Ruas desertas e escuras , dezenas de moradores de rua espalhados pelas calçadas, sensação de abandono . Após o encerramento das atividades do comércio de rua no Centro de Niterói — as portas são fechadas entre 18h e 20h —, quem circula pela região se depara com um cenário de degradação . Apesar de a polícia e a prefeitura alegarem que os números de roubos na região vêm diminuindo a cada mês, afirmando que o patrulhamento é realizado, a sensação de insegurança não acompanha essas estatísticas.
Moradora de Icaraí, a analista de sistemas Ana Lopes se assustou com o pouco movimento e a falta de patrulhamento e iluminação nos pontos de ônibus que ficam na Avenida Visconde do Rio Branco, próximo ao Plaza.
— Fiquei surpresa com esse deserto porque o shopping ainda está aberto. Vim do Rio de barca e achei que seria tranquilo pegar o ônibus para Icaraí nesse horário, mas estou assutada porque está bem escuro e vazio. Eu me arrependi de não ter pego um táxi ou Uber — contou Ana, às 21h45m, enquanto aguardava o ônibus.
Nas ruas internas a escuridão é pior, mas avenidas principais, como Amaral Peixoto e Visconde do Rio Branco, não ficam atrás, e o vazio em horários que antes registravam uma maior circulação de pessoas chama a atenção. Estudante universitária, Yasmin Dias diz que tem evitado andar a pé pelo Centro à noite.
— Ando pela rua apertando o passo e morrendo de medo. E estou falando de horários razoáveis, antes das 22h. De madrugada, nem cogito — declarou.

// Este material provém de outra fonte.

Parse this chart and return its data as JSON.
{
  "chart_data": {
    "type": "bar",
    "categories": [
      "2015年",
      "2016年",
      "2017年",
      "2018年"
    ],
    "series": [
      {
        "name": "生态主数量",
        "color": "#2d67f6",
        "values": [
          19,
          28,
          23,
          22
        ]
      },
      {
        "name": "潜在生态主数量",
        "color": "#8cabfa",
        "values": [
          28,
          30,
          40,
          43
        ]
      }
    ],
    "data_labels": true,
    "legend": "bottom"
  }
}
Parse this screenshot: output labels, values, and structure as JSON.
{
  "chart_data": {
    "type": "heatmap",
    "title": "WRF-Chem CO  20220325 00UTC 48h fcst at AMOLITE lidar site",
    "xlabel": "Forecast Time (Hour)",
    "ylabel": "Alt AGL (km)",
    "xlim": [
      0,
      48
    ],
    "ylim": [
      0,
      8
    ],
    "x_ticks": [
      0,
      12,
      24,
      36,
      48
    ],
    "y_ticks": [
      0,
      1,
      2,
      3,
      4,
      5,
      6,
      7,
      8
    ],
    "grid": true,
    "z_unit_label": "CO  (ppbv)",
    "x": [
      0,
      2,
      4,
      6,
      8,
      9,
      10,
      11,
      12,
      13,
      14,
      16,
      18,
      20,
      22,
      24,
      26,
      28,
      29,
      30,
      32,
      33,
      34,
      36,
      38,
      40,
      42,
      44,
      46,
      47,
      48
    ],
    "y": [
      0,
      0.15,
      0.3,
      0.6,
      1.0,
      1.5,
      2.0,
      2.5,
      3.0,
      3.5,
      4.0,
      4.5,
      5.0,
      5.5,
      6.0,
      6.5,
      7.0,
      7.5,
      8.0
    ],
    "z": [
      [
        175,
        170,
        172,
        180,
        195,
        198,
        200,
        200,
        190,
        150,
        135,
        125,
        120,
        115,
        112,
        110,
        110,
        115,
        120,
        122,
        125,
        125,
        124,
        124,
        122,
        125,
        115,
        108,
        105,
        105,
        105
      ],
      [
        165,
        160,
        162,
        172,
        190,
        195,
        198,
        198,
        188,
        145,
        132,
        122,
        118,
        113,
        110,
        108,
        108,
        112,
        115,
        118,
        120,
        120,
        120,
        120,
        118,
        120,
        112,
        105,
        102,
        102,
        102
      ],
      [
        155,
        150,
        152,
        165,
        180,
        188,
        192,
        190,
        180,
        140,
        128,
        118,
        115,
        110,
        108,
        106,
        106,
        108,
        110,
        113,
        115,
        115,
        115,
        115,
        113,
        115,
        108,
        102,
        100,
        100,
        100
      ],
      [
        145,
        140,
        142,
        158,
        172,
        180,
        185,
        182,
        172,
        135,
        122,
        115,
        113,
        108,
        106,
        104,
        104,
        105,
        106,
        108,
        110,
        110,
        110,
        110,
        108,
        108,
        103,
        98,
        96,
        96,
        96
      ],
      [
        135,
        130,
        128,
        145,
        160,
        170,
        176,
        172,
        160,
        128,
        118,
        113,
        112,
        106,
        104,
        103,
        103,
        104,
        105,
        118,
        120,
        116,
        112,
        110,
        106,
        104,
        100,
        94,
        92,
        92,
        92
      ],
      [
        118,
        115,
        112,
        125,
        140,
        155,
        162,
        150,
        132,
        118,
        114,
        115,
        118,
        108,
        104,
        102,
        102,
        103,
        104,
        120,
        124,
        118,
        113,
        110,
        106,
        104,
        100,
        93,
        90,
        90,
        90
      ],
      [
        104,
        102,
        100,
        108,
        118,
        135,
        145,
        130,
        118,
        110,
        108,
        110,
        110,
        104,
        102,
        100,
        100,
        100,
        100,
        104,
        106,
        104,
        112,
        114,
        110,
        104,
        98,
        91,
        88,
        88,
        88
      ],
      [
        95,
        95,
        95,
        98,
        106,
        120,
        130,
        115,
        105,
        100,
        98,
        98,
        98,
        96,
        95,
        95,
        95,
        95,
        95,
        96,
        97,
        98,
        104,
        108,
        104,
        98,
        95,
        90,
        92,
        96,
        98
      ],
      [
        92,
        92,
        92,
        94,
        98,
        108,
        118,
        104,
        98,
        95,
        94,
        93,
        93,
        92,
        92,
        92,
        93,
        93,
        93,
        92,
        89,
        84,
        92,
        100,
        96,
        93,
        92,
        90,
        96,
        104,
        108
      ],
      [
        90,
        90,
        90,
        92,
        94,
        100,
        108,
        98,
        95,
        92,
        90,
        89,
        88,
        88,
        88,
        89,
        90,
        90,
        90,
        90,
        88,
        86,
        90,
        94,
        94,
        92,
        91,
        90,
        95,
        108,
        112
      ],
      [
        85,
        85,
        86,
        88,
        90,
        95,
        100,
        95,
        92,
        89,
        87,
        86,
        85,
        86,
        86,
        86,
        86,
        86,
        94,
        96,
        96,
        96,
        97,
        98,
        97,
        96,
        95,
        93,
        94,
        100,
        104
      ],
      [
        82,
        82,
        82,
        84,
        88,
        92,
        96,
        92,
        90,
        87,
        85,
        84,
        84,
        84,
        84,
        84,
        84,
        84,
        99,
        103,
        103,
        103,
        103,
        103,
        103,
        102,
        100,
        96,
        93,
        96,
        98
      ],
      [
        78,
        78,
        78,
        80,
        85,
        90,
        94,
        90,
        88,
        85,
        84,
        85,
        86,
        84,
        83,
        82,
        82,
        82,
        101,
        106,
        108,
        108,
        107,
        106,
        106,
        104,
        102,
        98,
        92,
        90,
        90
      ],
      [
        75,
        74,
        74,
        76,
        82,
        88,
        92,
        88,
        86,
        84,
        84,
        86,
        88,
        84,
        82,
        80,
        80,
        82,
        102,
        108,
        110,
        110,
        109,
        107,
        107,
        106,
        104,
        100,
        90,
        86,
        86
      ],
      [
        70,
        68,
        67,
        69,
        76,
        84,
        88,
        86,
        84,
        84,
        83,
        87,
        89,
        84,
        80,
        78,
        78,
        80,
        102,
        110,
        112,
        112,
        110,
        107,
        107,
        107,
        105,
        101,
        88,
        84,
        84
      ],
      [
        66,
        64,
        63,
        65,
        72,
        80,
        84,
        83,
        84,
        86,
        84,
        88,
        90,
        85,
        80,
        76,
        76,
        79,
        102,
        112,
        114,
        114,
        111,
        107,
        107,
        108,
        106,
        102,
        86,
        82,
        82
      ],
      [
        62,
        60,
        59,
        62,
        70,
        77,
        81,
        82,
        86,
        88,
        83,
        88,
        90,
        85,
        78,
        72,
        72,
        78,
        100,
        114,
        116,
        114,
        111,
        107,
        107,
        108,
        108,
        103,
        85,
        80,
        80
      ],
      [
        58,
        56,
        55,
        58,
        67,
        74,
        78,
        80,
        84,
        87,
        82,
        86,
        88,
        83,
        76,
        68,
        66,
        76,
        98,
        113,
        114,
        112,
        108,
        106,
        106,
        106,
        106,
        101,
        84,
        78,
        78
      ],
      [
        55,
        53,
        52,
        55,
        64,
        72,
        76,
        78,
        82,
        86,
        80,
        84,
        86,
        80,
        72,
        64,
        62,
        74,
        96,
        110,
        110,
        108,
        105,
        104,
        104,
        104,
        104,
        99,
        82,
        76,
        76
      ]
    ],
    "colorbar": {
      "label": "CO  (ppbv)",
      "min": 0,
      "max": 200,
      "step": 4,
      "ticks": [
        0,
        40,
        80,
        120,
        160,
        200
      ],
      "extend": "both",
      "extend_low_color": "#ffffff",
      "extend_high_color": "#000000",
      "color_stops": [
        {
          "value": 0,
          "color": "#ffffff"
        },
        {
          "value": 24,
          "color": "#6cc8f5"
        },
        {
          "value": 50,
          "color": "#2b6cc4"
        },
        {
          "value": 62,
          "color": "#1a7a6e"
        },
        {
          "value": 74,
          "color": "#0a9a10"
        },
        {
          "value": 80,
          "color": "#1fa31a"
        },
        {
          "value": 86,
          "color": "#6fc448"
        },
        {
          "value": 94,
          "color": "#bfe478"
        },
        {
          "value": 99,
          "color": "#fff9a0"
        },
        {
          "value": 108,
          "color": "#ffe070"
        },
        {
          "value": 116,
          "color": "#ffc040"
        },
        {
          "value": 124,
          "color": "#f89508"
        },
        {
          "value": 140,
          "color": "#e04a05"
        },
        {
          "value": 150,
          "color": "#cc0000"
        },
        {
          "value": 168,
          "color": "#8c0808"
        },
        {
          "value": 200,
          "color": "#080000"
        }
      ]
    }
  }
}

Doutor em Sociologia e Direito pela Universidade Federal Fluminense (UFF), Ozéas Lopes Filho alerta que os índices de criminalidade não são suficientes para mensurar a sensação de segurança:
— Os índices de roubos diminuíram, mas o número de mortes por policiais aumentou drasticamente. Será que a sociedade se sente protegida com uma polícia mais violenta? As pessoas estão com medo de andar nas ruas. A segurança pública não pode ser confundida apenas por policiamento, que é um componente dela, mas envolve iluminação e transportes públicos de qualidade, além de ruas bem cuidadas. Na região central, os shoppings estão sobrevivendo porque as pessoas têm uma sensação de acolhimento, mas fora dele sentem um vazio. Isso é ruim.
Em nota, a prefeitura diz que a Guarda Municipal mantém um veículo na Praça Araribóia 24 horas por dia e que na Avenida Visconde do Rio Branco, esquina com a Rua Quinze de Novembro, dispõe de outro carro, até o fechamento do comércio da região e fim do grande fluxo de pessoas no local.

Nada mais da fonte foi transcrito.